Identity provider

SAML (Security Assertion Markup Language) is a standard for exchanging authentication information between an identity provider (IdP) and a service provider (Forcepoint). SAML-based single sign-on allows seamless user identification and authentication for end users, using your preferred IdP. When a SAML 2.0-compliant IdP has been configured, policy rules or exceptions that require user identity trigger an authentication request for clients whose identity is not already known to the service. The client request is redirected to the configured IdP for authentication.

Use the Identity provider page to configure integration with your SAML 2.0-compliant identity provider.

The Administration > Authentication > Identity provider page shows the following information.

Service provider details

Forcepoint acts as a service provider for SAML-based authentication requests. The information shown here is required to configure your IdP to integrate with Private Access for single sign-on.
  • Service provider Entity ID: (Service Provider Issuer URL) a globally unique identifier for the Forcepoint SAML service. Use this value when configuring your IdP to connect to Forcepoint as a service provider.
  • Service provider Assertion Consumer Service (ACS) URL: a list of your supported endpoints for authentication responses received from your IdP. Each Private Access gateway is assigned a unique ACS. Typically a tenant will be provisioned with up to 10 ACS URLs. This allows a tenant to have up to 10 Private Access Gateways (5 for High Availability), but more can be added if additional gateways are required. Each URL will be identical except for a sequence number that corresponds to a specific Private Access Gateway. Each ACS in use must be configured in your IdP to ensure the user is returned to the correct Private Access Gateway after a successful authentication.

Identity provider details

Your identity provider details can be uploaded to the management portal as an XML metadata file, or pasted into the metadata field.
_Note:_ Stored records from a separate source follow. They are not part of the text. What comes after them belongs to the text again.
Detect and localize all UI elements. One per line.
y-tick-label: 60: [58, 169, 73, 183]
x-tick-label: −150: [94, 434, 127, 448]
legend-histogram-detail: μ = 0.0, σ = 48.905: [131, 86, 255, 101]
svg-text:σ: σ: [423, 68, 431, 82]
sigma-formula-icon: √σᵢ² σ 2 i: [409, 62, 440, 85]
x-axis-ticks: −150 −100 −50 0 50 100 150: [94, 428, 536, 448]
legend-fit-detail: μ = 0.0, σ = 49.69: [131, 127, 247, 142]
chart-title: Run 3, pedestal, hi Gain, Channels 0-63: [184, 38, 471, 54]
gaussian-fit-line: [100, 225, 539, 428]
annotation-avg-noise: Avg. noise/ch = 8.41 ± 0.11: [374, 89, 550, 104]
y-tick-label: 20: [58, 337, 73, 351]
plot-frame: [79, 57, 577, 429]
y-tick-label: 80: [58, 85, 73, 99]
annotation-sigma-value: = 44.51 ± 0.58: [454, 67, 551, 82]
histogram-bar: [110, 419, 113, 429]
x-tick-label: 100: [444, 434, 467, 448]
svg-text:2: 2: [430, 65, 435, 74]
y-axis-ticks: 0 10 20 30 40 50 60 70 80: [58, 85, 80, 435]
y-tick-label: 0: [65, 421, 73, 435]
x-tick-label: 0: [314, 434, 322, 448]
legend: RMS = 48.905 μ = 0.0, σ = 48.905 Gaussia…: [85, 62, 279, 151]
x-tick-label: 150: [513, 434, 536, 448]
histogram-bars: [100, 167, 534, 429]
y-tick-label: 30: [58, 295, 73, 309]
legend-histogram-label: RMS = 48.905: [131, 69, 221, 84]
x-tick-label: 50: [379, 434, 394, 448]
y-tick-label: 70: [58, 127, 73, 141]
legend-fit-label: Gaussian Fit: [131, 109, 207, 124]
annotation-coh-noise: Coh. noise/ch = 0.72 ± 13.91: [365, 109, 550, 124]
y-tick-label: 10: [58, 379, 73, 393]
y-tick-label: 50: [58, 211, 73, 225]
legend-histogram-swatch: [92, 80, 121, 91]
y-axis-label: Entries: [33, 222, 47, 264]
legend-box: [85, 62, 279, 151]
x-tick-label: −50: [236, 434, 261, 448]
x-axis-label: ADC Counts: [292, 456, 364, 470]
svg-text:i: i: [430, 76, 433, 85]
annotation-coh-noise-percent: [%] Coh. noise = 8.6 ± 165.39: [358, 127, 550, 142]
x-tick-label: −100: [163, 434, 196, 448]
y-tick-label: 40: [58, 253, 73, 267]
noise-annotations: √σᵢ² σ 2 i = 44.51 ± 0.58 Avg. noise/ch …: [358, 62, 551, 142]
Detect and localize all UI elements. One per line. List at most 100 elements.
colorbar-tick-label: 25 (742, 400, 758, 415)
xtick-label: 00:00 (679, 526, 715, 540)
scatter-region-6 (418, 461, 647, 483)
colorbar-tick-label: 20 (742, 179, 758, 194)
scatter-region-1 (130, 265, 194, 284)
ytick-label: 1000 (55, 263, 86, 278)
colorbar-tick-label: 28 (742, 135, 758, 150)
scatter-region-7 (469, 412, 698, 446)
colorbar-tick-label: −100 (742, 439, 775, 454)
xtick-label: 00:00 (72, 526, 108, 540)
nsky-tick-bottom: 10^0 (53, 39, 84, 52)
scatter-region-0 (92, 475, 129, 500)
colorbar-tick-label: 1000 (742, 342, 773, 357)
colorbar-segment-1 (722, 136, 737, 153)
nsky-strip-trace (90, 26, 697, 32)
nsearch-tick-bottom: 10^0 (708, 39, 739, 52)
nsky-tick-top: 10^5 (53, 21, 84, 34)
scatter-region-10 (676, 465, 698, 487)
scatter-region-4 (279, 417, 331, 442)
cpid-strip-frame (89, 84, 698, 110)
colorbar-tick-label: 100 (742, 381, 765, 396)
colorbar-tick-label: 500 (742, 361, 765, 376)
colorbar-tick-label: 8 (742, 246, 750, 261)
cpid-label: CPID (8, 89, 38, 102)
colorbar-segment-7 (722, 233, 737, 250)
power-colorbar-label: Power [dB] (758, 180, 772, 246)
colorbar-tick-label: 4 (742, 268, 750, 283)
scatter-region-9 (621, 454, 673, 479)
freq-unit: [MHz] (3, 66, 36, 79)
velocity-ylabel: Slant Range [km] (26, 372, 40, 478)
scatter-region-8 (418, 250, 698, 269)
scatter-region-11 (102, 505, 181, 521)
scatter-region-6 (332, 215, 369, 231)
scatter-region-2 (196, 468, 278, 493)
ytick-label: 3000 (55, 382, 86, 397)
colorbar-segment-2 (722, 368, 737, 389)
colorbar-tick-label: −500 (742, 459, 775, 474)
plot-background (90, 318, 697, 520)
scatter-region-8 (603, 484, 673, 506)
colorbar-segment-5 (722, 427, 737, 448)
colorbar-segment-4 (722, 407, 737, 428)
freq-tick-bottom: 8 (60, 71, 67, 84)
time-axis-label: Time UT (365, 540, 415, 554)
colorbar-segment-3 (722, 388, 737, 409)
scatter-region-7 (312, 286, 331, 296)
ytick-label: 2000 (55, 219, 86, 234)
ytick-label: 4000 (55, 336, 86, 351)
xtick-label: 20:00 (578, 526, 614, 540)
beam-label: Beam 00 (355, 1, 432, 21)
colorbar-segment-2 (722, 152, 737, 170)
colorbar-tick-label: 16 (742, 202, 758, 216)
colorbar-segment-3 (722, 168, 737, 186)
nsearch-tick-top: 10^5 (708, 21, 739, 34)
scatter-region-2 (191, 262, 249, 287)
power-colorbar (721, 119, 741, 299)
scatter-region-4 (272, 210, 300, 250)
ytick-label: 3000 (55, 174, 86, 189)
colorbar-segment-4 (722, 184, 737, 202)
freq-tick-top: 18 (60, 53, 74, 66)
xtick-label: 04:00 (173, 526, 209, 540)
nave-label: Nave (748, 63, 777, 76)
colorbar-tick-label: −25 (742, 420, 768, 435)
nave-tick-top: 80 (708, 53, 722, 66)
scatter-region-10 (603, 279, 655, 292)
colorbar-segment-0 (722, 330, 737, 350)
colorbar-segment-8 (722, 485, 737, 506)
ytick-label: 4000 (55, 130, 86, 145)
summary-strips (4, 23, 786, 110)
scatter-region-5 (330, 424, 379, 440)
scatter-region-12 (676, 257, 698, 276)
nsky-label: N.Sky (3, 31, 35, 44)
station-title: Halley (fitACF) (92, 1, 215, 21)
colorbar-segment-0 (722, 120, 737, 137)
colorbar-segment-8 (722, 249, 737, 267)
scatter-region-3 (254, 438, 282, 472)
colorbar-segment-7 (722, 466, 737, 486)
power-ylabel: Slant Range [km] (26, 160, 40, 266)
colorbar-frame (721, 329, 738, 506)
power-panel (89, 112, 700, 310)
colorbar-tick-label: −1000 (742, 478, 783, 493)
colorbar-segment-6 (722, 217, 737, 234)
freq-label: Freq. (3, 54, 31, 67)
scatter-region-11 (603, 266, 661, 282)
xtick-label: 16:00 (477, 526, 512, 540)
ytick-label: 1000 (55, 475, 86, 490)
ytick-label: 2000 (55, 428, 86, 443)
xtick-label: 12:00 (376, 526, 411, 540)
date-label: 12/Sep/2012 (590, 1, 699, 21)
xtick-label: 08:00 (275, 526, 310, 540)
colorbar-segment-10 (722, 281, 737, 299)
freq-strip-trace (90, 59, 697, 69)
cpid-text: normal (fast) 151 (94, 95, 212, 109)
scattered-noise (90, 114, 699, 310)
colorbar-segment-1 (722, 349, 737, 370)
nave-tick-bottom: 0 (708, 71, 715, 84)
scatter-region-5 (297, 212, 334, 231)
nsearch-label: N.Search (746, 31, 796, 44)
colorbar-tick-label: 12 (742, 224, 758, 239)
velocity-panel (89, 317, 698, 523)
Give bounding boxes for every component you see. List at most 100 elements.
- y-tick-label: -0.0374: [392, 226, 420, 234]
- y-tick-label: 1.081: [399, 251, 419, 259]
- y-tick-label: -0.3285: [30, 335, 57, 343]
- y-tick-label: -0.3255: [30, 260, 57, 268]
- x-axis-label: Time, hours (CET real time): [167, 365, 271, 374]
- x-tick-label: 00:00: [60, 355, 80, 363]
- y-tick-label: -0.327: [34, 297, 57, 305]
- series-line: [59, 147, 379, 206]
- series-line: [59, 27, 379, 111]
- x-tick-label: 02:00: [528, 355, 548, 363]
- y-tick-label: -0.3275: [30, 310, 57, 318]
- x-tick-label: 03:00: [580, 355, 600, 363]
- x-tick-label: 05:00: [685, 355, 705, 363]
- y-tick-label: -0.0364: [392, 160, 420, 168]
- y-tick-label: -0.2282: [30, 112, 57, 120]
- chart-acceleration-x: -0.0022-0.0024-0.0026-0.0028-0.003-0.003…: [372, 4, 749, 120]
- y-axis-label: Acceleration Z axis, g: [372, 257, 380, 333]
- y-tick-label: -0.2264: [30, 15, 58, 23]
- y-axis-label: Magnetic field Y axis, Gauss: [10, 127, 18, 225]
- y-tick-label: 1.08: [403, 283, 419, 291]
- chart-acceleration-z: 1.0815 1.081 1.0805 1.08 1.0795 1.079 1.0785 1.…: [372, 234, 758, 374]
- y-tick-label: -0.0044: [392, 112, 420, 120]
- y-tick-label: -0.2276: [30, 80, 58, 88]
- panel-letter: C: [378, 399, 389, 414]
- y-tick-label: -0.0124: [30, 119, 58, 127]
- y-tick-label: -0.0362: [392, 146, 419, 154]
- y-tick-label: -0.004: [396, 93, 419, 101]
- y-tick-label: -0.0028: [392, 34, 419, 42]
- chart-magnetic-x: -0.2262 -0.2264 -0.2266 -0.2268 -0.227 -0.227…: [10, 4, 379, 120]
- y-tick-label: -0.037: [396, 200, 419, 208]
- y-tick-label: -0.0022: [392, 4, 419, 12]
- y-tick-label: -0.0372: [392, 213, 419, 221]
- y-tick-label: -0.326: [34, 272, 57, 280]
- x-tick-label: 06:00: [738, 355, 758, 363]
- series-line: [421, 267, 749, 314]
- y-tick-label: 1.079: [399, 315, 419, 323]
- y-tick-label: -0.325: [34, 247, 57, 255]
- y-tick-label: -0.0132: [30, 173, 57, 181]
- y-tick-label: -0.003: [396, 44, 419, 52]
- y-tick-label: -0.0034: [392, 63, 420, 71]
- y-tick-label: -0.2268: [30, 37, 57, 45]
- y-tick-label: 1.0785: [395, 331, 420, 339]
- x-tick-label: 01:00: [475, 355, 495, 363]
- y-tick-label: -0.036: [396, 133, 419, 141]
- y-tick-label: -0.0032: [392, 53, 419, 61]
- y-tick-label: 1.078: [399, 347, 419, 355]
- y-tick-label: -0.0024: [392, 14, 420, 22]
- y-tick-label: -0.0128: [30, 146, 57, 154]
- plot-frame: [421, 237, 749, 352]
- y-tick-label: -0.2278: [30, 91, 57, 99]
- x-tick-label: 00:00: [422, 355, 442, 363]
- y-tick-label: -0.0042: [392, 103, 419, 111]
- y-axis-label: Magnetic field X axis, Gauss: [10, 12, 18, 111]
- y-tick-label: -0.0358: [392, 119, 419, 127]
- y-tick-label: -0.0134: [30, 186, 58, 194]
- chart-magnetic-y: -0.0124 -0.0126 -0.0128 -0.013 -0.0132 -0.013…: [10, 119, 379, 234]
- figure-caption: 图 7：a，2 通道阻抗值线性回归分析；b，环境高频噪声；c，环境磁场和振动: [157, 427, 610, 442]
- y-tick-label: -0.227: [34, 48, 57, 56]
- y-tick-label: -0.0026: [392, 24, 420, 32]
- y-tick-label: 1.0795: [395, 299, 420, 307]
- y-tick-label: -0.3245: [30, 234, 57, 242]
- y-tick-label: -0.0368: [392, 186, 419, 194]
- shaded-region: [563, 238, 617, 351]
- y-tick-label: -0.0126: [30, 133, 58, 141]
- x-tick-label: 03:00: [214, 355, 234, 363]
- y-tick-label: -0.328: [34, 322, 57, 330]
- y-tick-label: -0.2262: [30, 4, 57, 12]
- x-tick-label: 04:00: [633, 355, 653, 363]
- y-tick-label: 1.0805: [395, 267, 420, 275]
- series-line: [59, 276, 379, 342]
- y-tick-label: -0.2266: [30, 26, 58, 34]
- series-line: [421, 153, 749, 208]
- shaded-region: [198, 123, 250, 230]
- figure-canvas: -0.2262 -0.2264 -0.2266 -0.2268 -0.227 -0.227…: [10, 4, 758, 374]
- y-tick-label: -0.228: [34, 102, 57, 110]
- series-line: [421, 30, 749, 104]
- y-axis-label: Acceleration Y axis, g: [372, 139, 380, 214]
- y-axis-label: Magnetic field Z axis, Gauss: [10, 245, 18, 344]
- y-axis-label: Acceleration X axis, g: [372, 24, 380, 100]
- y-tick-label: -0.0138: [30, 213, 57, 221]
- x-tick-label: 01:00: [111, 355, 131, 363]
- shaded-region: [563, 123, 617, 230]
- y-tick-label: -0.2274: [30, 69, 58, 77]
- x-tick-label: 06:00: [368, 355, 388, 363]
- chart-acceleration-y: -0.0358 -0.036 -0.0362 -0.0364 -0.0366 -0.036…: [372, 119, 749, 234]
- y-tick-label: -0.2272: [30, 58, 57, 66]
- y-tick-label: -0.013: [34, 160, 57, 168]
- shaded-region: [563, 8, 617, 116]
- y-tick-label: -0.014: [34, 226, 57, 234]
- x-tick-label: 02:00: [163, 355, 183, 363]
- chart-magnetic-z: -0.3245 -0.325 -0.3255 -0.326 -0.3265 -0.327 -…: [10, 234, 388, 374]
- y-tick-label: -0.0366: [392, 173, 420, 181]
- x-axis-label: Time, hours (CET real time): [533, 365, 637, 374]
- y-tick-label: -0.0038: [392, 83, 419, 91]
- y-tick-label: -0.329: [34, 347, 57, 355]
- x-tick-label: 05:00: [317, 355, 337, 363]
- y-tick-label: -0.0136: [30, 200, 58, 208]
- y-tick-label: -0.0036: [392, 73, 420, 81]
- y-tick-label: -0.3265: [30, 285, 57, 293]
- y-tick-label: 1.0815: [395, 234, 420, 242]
This information is populated when you have added and saved metadata for your IdP.

  • Identity provider metadata: either paste the metadata XML from your IdP into the field, or click Upload to upload your IdP's metadata XML file.
    Note: To change IdP metadata, paste new contents into the metadata field, or click Change IdP Metadata to upload a new file. Click Save to commit your changes.
  • Identity provider Issuer ID: a unique identifier sent by the IdP to identify itself to Forcepoint. Sent as the Issuer token in SAML responses.
  • Identity provider Single Sign-On URL: the URL used by the IdP to handle SAML authentication requests.
  • Identity provider certificate: validity information and thumbprint for the X.509 certificate from your IdP. A valid certificate is required for Private Access to decrypt the SAML authentication response sent by the IdP.
  • Maximum clock skew (milliseconds): the allowed variation in system time between the IdP and Private Access for an authentication request. The recommended value is 300ms. If the clock skew is greater than this value, authentication fails.
  • Domains: one or more fully qualified domain name (FQDN). Wildcards are not supported.